Kral Yolu üzerinde bulunan Kilistra, yumuşak kayalıklara oyulmuş kiliseleri, sarnıçları, evleriyle Kapadokya izlenimi veriyor. Konya il sınırları içinde olan Kilistra'ya tur şirketleri günübirlik turlar düzenliyor.
Eski adıyla Kilistra, yeni adıyla Gökyurt, Konya'nın 49 kilometre ilerisinde yer alıyor. Kral Yolu üzerinde bulunan Kilistra'ya, tanıtımsızlık yüzünden ilgi çok az. Konya'nın kendi halkı bile Kilistra'yı bilmiyor. Yeterince korunamayan kent için Kültür Bakanlığı'nın olayın yeni farkına varmasıyla bir şeyler yapılmaya çalışılmış ama çalışmalar yine de çok yetersiz kalmış. Kilistra yolu üzerinde volkanik tüf kayaların oluşturduğu peri bacalarını andıran kaya oluşumları mutlaka dikkatinizi çekecektir. Köyün yer aldığı vadi ise adeta bir taş ormanını andırıyor. Hellenistik ve Roma çağında yerleşimin başladığı tespit edilen Kilistra Antik Kenti, Bizans devrinde yoğun bir şekilde Kapadokya benzeri kaya oyuğu yerleşmelerine sahne olmuş.
KAYAYA OYULMUŞ EVLER Kaya oyuğu yerleşimi şeklindeki kentin kuruluşunda ve yapılaşmasında gizlilik esas alınmış. Roma devrinde Hristiyanlığı kabul etmiş halk, putperest kitlelerin ve yağmacıların yoğun saldırılarına dayanamayarak saklanmaya elverişli dağlık kesimlere geçmişler. Geriden bakıldığında doğal bir kaya gibi görünen yerleşme yerlerinin iç kısımları geniş mekanlar halinde oyulmuş, aydınlatma ve havalandırma kamufle edilmiş mazgal açıklıklarla sağlanmış. Bakir bir doğanın içinde, mağaraların ve yükseklerde kayalara oyulmuş inziva odalarının bulunduğu Kilistra, İncil'de anlatılan efsanelerde adı geçen antik Kilistra üzerine kurulu. Bu antik köyde, Hz. İsa'nın havarilerinden olan Aziz Paulos'un yaşadığı da söyleniyor. Burası aslında Hıristiyanlar tarafından kutsal sayılıyor. Bugüne dek yapılan kazılarda, beş şapel, bir şaraphane, bir su sarnıcı, bir seramik atölyesi, iki gözetleme kulesi, bir karakol, bir manastır grubu, bir şehir merkezi kazılıp temizlenmiş. Kilistra antik kentine otomobil ile Lystra (Hatunsaray) yönünden gelen ve halen taş döşemeleri yerinde korunmuş, köyün doğusunda yer alan Kral Yolu izlenerek Devrek Mevkine ulaşılır. Devrek mevkinde kentin girişini kontrol altında tutan gözetleme kulesi, sarnıç ve mezarlar gezildikten sonra kentin içine ulaşan antik yol izlenerek Konacak mevkine ulaşılır. Burada tipik kaya oyuğu anıtsal antik mezarlar ve mezarların yer aldığı kayalığın batı eteğindeki toplantı salonu ve diğer sosyal amaçlı yapılar görülür. Güneyinde yer alan 8'nci yüzyılda yapıldığı sanılan Haç Planlı Şapel, içten ve dıştan tamamen kayaya oyulmuş enteresan bir yapı.

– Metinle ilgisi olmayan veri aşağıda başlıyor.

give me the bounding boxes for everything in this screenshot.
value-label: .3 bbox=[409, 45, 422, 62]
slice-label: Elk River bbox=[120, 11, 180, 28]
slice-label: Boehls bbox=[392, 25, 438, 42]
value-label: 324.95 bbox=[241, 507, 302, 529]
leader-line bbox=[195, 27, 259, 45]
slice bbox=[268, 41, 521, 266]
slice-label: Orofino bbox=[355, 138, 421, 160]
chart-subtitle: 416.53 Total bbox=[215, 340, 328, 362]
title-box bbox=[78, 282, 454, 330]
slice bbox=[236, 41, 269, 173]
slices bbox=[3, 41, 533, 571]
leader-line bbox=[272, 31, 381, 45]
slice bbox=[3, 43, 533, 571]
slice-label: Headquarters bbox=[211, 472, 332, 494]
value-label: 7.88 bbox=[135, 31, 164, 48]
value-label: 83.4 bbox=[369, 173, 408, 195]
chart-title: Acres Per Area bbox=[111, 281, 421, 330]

YEŞİLİN HER TONU Buradan batıya devam eden Kral Yolunun diğer girişine ait ikinci gözcü kulesi, ikinci karakol ve sarnıç gezilir. Sonrada köy merkezinde yer alan Köy Konağı'na ulaşılır. Köy Konağı'nda yiyecek içecek ve zorunlu ihtiyaçlar temin edilebilir. Köy konağının batısında yer alan su sarnıcı, Söğütlü Deresi'ndeki su yolları gezildikten sonra köylülerce "Paulönü Mevkii" denilen yerde Sümbül Kilisesi'ne gidilir. Vadi içinde doğa ile tarihin iç içe yaşandığı Paulönü Mevkii'nde yeşilin her tonu izlenebilir. Gökyurt köyünün halen yaşayan halkı Kilisra antik kenti üzerine yerleşmiş. Köy, tarım ve hayvancılıkla uğraşıyor. Köylüler Haziran ayının ilk haftası burada şenlik yaptıklarını söylüyorlar. Konya'da bulunan bir çok tur şirketi, Kilistra'ya günübirlik turlar düzenliyor.